Berbagai survei dan data menunjukkan bahwa perempuan terdampak jauh lebih buruk dibandingkan lelaki. Merujuk data Perserikatan Bangsa-Bangsa (PBB), disebutkan meskipun di tengah berbagai kesulitan tersebut, nyatanya peran perempuan tetap penting dalam pemulihan Covid-19.


Sementara Mastercard (2020) dalam laporannya juga menyatakan bahwa partisipasi dan kesetaraan bagi perempuan di dunia usaha sangat penting dalam pemulihan ekonomi dunia pasca pandemi Covid-19.


Nur Rofiah mengungkapkan, dalam menghadapi pandemi bekerja sama dan berbagi peran antarpasangan suami-istri menjadi sangat penting. Tidak hanya membagi pekerjaan domestik, urusan menemani anak mengerjakan tugas sekolah juga seharusnya dapat dilakukan bersama-sama.


“Hal itu dilakukan agar tidak terjadi ketimpangan dan sebagai upaya menjaga keharmonisan dalam rumah tangga,” ungkap perempuan yang menuntaskan pendidikan di Universitas Ankara Turki ini.


Menurut dia, pemikiran turun-temurun bahwa perempuan lebih rendah posisinya dibandingkan dengan lelaki menjadi akar masalah dari ketimpangan gender yang masih terjadi tidak hanya di Indonesia, tetapi juga di seluruh dunia.


“Karena sejak kecil memang laki-laki itu tidak dididik untuk merasa memiliki urusan domestik itu,”  tutur perempuan yang kini aktif menjadi Dosen Pascasarjana di Institut Perguruan Tinggi Ilmu Al-Quran (IPTIQ) Jakarta itu.


Upaya holistik
Untuk mengikis pemikiran masyarakat yang telah kuat mengakar, dibutuhkan upaya-upaya holistik dari berbagai sisi, termasuk agama. Apalagi, agama merupakan fondasi dari kehidupan berbangsa dan bernegara, serta memiliki pengaruh yang besar dalam kehidupan bermasyarakat.


“Saya meyakini agama dari Allah itu adil, baik untuk lelaki maupun perempuan. Akan tetapi, tafsiran dan perumusan sebagai bentuk kemaslahatan itu (masih) perspektif lelaki banget. Sehingga ketika kita (perempuan) mengajukan konsep kemaslahatan sangat mungkin dianggap melawan agama, konstitusi sosial, dan lainnya,” beber penulis buku Nalar Kritis Perempuan itu.


Oleh karenanya, untuk memperoleh pemahaman yang lebih lengkap tentang bagaimana agama memuliakan perempuan, Imam Besar Masjid Istiqlal Prof KH Nasaruddin Umar menekankan, ada begitu banyak nilai kesetaraan gender dalam perspektif agama Islam.


Di sisi lain penting pula mengikis stigma negatif yang selama ini berkembang di masyarakat, bahwa kesetaraan gender tidak sejalan dengan ajaran agama, termasuk agama Islam. Masyarakat diharapkan membuka pikiran terhadap nilai-nilai kesetaraan gender demi Indonesia yang adil, makmur, sentosa.

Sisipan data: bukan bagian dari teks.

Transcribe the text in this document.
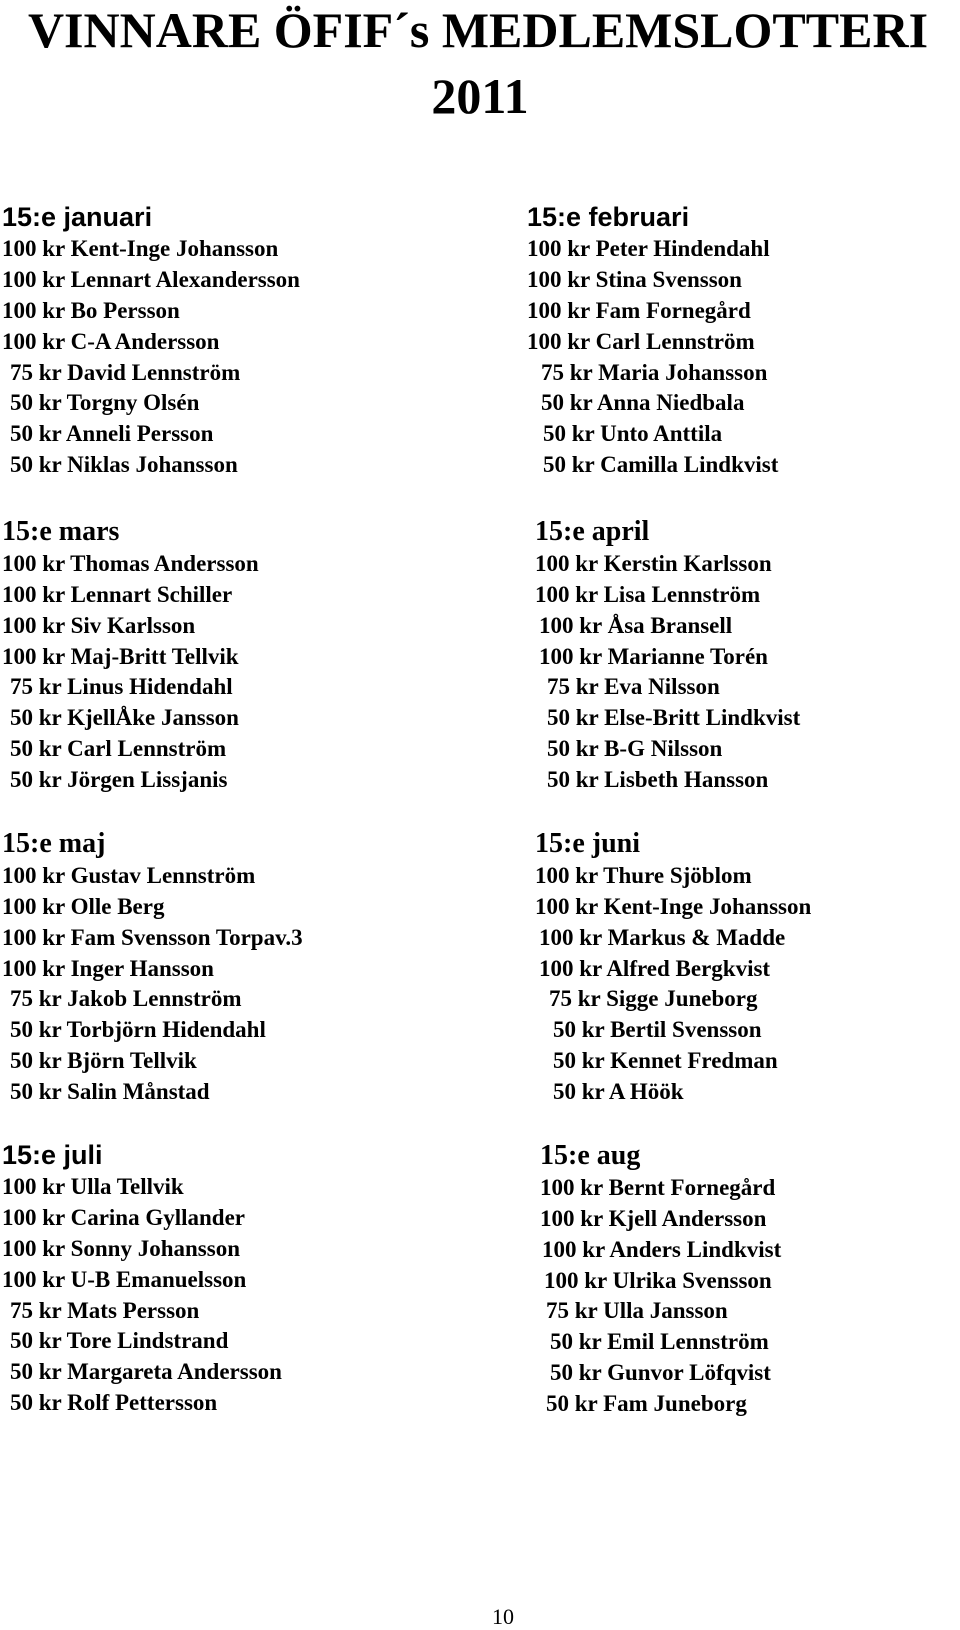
VINNARE ÖFIF´s MEDLEMSLOTTERI
2011
15:e januari
100 kr Kent-Inge Johansson
100 kr Lennart Alexandersson
100 kr Bo Persson
100 kr C-A Andersson
75 kr David Lennström
50 kr Torgny Olsén
50 kr Anneli Persson
50 kr Niklas Johansson
15:e februari
100 kr Peter Hindendahl
100 kr Stina Svensson
100 kr Fam Fornegård
100 kr Carl Lennström
75 kr Maria Johansson
50 kr Anna Niedbala
50 kr Unto Anttila
50 kr Camilla Lindkvist
15:e mars
100 kr Thomas Andersson
100 kr Lennart Schiller
100 kr Siv Karlsson
100 kr Maj-Britt Tellvik
75 kr Linus Hidendahl
50 kr KjellÅke Jansson
50 kr Carl Lennström
50 kr Jörgen Lissjanis
15:e april
100 kr Kerstin Karlsson
100 kr Lisa Lennström
100 kr Åsa Bransell
100 kr Marianne Torén
75 kr Eva Nilsson
50 kr Else-Britt Lindkvist
50 kr B-G Nilsson
50 kr Lisbeth Hansson
15:e maj
100 kr Gustav Lennström
100 kr Olle Berg
100 kr Fam Svensson Torpav.3
100 kr Inger Hansson
75 kr Jakob Lennström
50 kr Torbjörn Hidendahl
50 kr Björn Tellvik
50 kr Salin Månstad
15:e juni
100 kr Thure Sjöblom
100 kr Kent-Inge Johansson
100 kr Markus & Madde
100 kr Alfred Bergkvist
75 kr Sigge Juneborg
50 kr Bertil Svensson
50 kr Kennet Fredman
50 kr A Höök
15:e juli
100 kr Ulla Tellvik
100 kr Carina Gyllander
100 kr Sonny Johansson
100 kr U-B Emanuelsson
75 kr Mats Persson
50 kr Tore Lindstrand
50 kr Margareta Andersson
50 kr Rolf Pettersson
15:e aug
100 kr Bernt Fornegård
100 kr Kjell Andersson
100 kr Anders Lindkvist
100 kr Ulrika Svensson
75 kr Ulla Jansson
50 kr Emil Lennström
50 kr Gunvor Löfqvist
50 kr Fam Juneborg
10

“Semua manusia, baik laki-laki maupun perempuan memiliki kedudukan yang sama di sisi Allah. Islam memandang kesetaraan gender dan kesetaraan manusia secara umum baik dalam hal kompetensi spiritual, intelektual maupun fisik,” ucap Prof Nasaruddin.

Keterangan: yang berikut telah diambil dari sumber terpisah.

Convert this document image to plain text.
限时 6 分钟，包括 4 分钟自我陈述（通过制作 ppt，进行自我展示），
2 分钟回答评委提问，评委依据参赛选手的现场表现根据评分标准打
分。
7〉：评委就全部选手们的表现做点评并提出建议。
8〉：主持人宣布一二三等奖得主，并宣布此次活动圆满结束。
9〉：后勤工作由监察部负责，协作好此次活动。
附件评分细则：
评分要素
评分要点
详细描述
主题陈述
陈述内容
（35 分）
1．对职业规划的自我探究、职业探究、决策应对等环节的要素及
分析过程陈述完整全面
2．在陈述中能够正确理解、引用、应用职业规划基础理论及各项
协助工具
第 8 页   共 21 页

Sebagai informasi, di Indonesia tercatat perempuan berjumlah 49,42 persen atau hampir separuh dari total penduduk Indonesia. Artinya, perempuan merupakan setengah dari potensi SDM bangsa. Jika dapat diberdayakan secara optimal, akan turut serta menjadi motor kekuatan bangsa dalam bersaing dengan bangsa-bangsa lain di dunia.


McKinsey Global Institute Analysis (2018), misalnya, menyimpulkan bahwa Indonesia dapat meningkatkan PDB sebesar 135 miliar dolar AS per tahun pada 2025 dengan syarat partisipasi ekonomi perempuan dapat ditingkatkan pula.

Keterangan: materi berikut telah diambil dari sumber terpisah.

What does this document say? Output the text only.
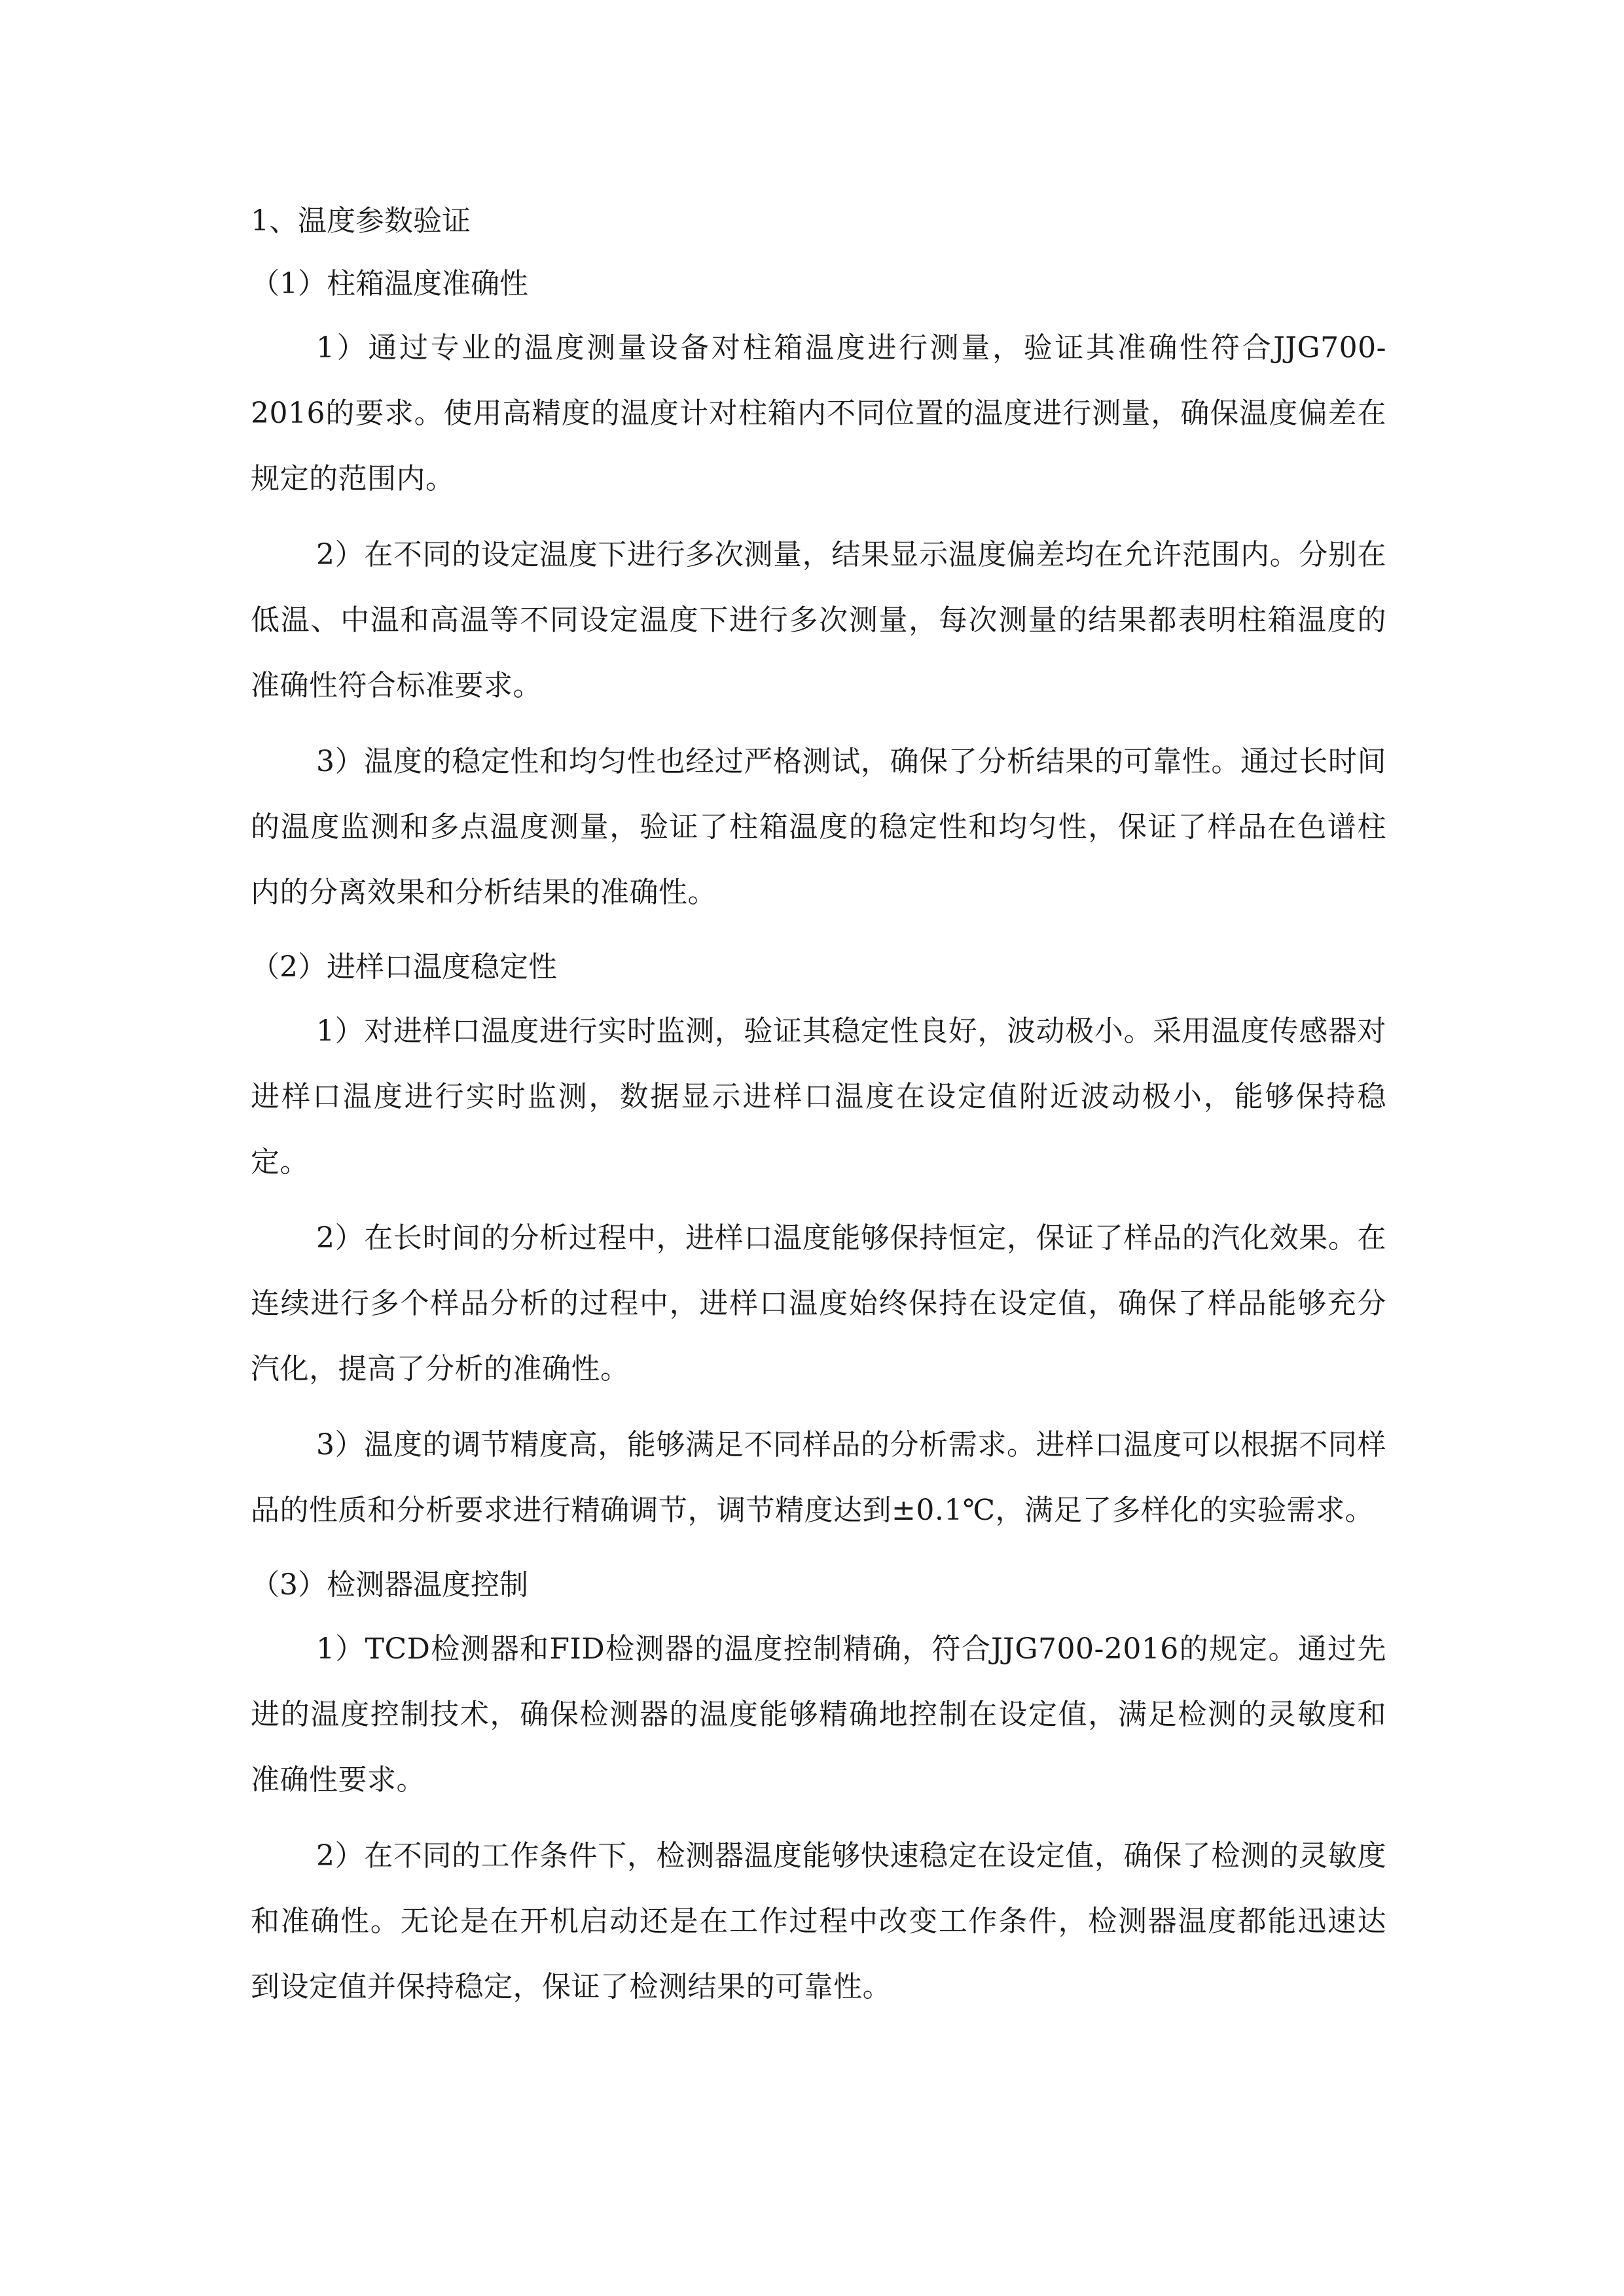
1、温度参数验证

（1）柱箱温度准确性

1）通过专业的温度测量设备对柱箱温度进行测量，验证其准确性符合JJG700-2016的要求。使用高精度的温度计对柱箱内不同位置的温度进行测量，确保温度偏差在规定的范围内。

2）在不同的设定温度下进行多次测量，结果显示温度偏差均在允许范围内。分别在低温、中温和高温等不同设定温度下进行多次测量，每次测量的结果都表明柱箱温度的准确性符合标准要求。

3）温度的稳定性和均匀性也经过严格测试，确保了分析结果的可靠性。通过长时间的温度监测和多点温度测量，验证了柱箱温度的稳定性和均匀性，保证了样品在色谱柱内的分离效果和分析结果的准确性。

（2）进样口温度稳定性

1）对进样口温度进行实时监测，验证其稳定性良好，波动极小。采用温度传感器对进样口温度进行实时监测，数据显示进样口温度在设定值附近波动极小，能够保持稳定。

2）在长时间的分析过程中，进样口温度能够保持恒定，保证了样品的汽化效果。在连续进行多个样品分析的过程中，进样口温度始终保持在设定值，确保了样品能够充分汽化，提高了分析的准确性。

3）温度的调节精度高，能够满足不同样品的分析需求。进样口温度可以根据不同样品的性质和分析要求进行精确调节，调节精度达到±0.1℃，满足了多样化的实验需求。

（3）检测器温度控制

1）TCD检测器和FID检测器的温度控制精确，符合JJG700-2016的规定。通过先进的温度控制技术，确保检测器的温度能够精确地控制在设定值，满足检测的灵敏度和准确性要求。

2）在不同的工作条件下，检测器温度能够快速稳定在设定值，确保了检测的灵敏度和准确性。无论是在开机启动还是在工作过程中改变工作条件，检测器温度都能迅速达到设定值并保持稳定，保证了检测结果的可靠性。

Hasil diskusi World Economic Forum (2020) juga menyatakan bahwa pemberdayaan perempuan adalah kunci dari kenaikan pendapatan suatu bangsa, yang akan menentukan kemajuan negara.


Sementara itu, Bank Dunia menyatakan bahwa tidak ada satu negara, komunitas, ataupun kalangan ekonomi mana pun yang mampu mencapai potensi maksimalnya dan melampaui tantangan pada abad ke-21 tanpa partisipasi setara dan penuh dari perempuan.